After controlling for covariate variables, GLS and mental health were adversely correlated with occupational SB in persons 25 years of age and older, while PWB and transport-related SB were negatively correlated with this age group.

Results relating to well-being and leisure time SB did not correspond. This observation can be explained by the fact that adult participants reported engaging in leisure activities for an average of 170 minutes per week, whereas young adults reported engaging in leisure activities for an average of 269 minutes per week.

In conclusion

The results of the study show that SB has a negative impact on people’s health and quality of life. However, more investigation is required to pinpoint the exact area where SB accumulation takes place.

The main advice given in current SB recommendations is to sit less and spend less time in front of devices. These suggestions, meanwhile, could be improved with more domain-specific and age-specific study in this area.

While occupational SB was more hazardous to working-age individuals, leisure SB seems to be especially harmful for younger persons. Further experimental research is required to validate these findings.

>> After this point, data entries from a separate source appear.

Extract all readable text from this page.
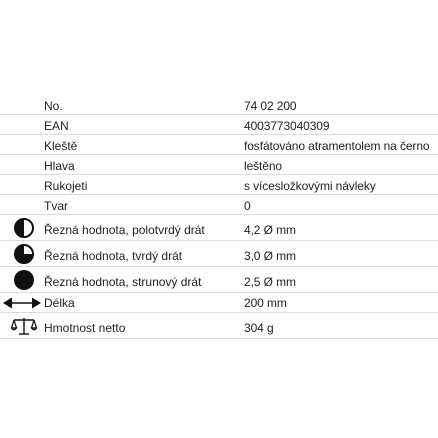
No.	74 02 200
EAN	4003773040309
Kleště	fosfátováno atramentolem na černo
Hlava	leštěno
Rukojeti	s vícesložkovými návleky
Tvar	0
Řezná hodnota, polotvrdý drát	4,2 Ø mm
Řezná hodnota, tvrdý drát	3,0 Ø mm
Řezná hodnota, strunový drát	2,5 Ø mm
Délka	200 mm
Hmotnost netto	304 g
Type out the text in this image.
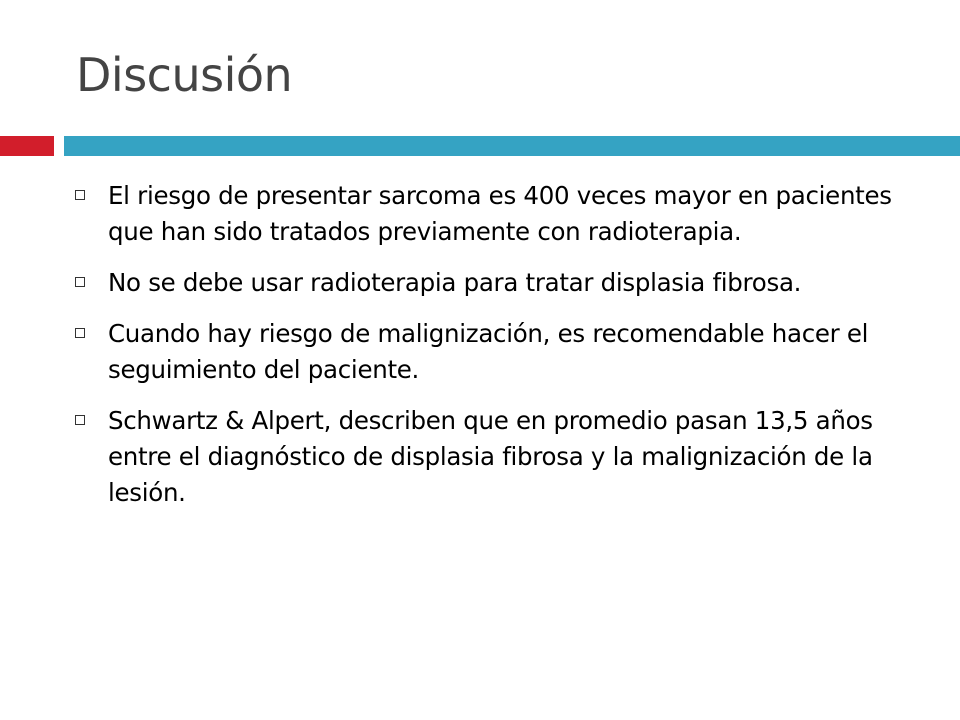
Discusión
El riesgo de presentar sarcoma es 400 veces mayor en pacientes que han sido tratados previamente con radioterapia.
No se debe usar radioterapia para tratar displasia fibrosa.
Cuando hay riesgo de malignización, es recomendable hacer el seguimiento del paciente.
Schwartz & Alpert, describen que en promedio pasan 13,5 años entre el diagnóstico de displasia fibrosa y la malignización de la lesión.
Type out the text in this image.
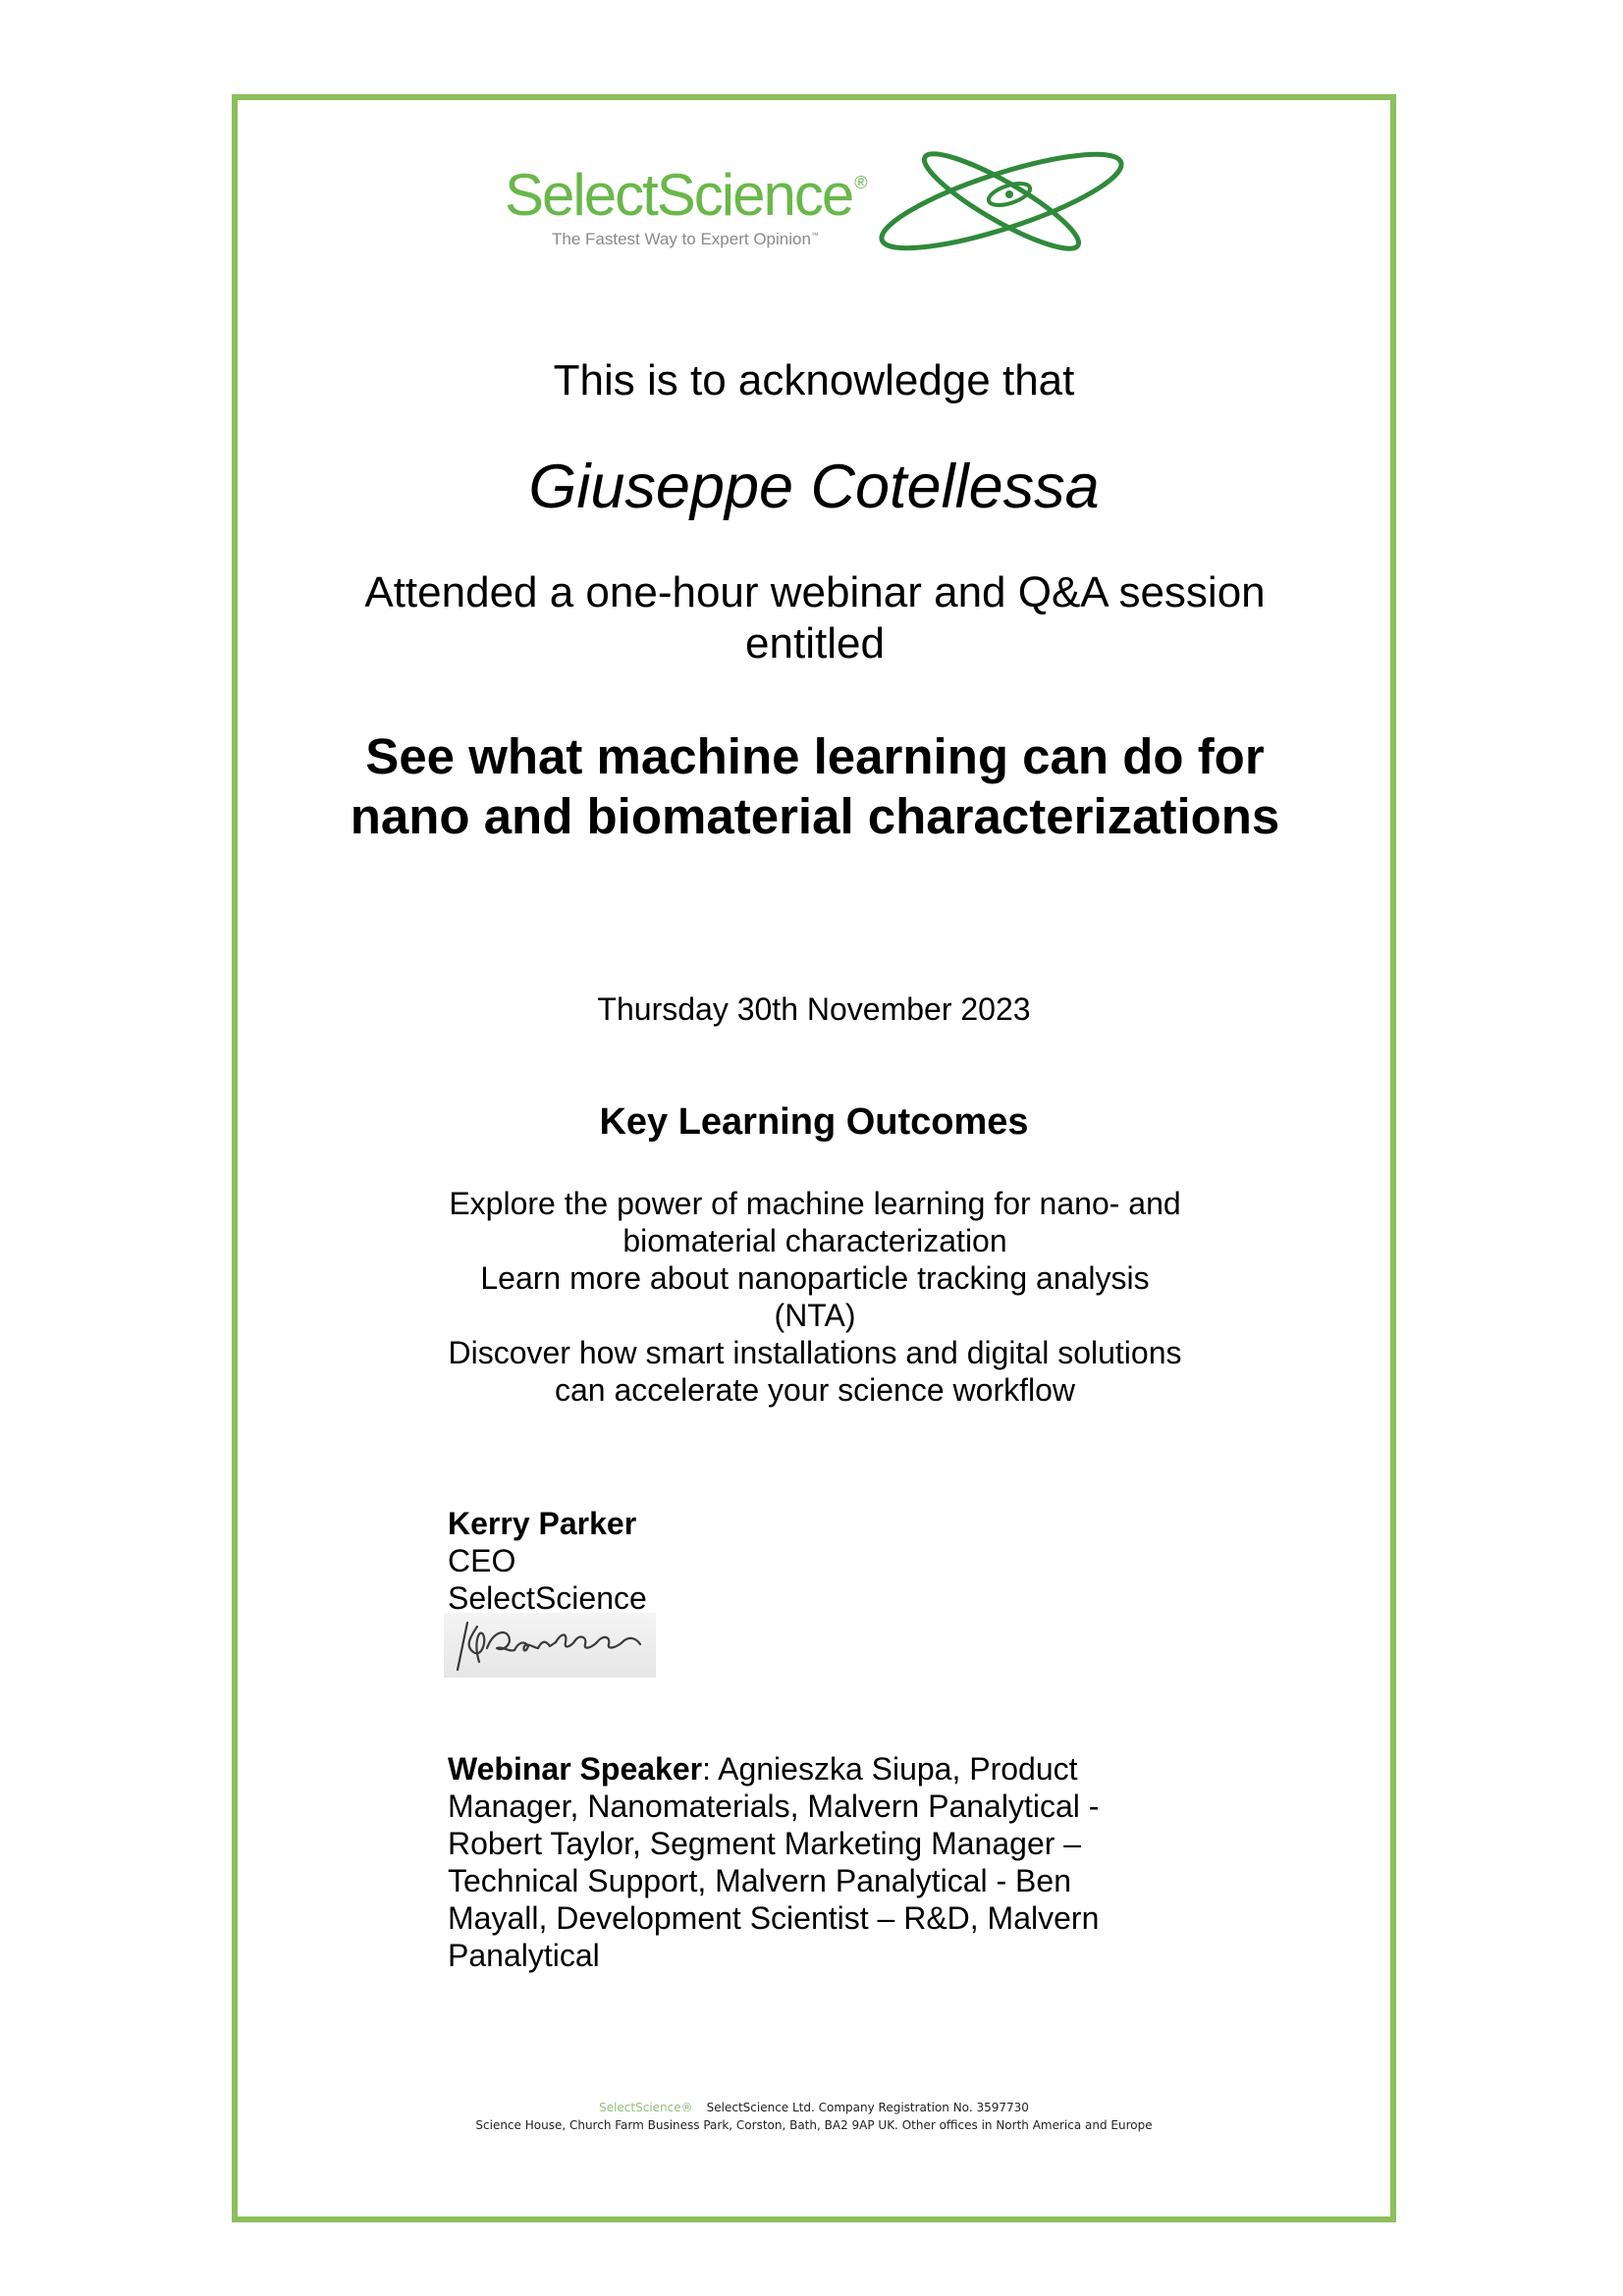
SelectScience ®
The Fastest Way to Expert Opinion™
This is to acknowledge that
Giuseppe Cotellessa
Attended a one-hour webinar and Q&A session entitled
See what machine learning can do for nano and biomaterial characterizations
Thursday 30th November 2023
Key Learning Outcomes
Explore the power of machine learning for nano- and biomaterial characterization
Learn more about nanoparticle tracking analysis (NTA)
Discover how smart installations and digital solutions can accelerate your science workflow
Kerry Parker
CEO
SelectScience
Webinar Speaker: Agnieszka Siupa, Product Manager, Nanomaterials, Malvern Panalytical - Robert Taylor, Segment Marketing Manager – Technical Support, Malvern Panalytical - Ben Mayall, Development Scientist – R&D, Malvern Panalytical
SelectScience® SelectScience Ltd. Company Registration No. 3597730
Science House, Church Farm Business Park, Corston, Bath, BA2 9AP UK. Other offices in North America and Europe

For more information: Associations between domains of sedentary behavior, well-being, and quality of life – a cross-sectional study, BMC Public Health, doi:10.1186/s12889-024-19252-9

Driven by a deep passion for healthcare, Haritha is a dedicated medical content writer with a knack for transforming complex concepts into accessible, engaging narratives. With extensive writing experience, she brings a unique blend of expertise and creativity to every piece, empowering readers with valuable insights into the world of medicine.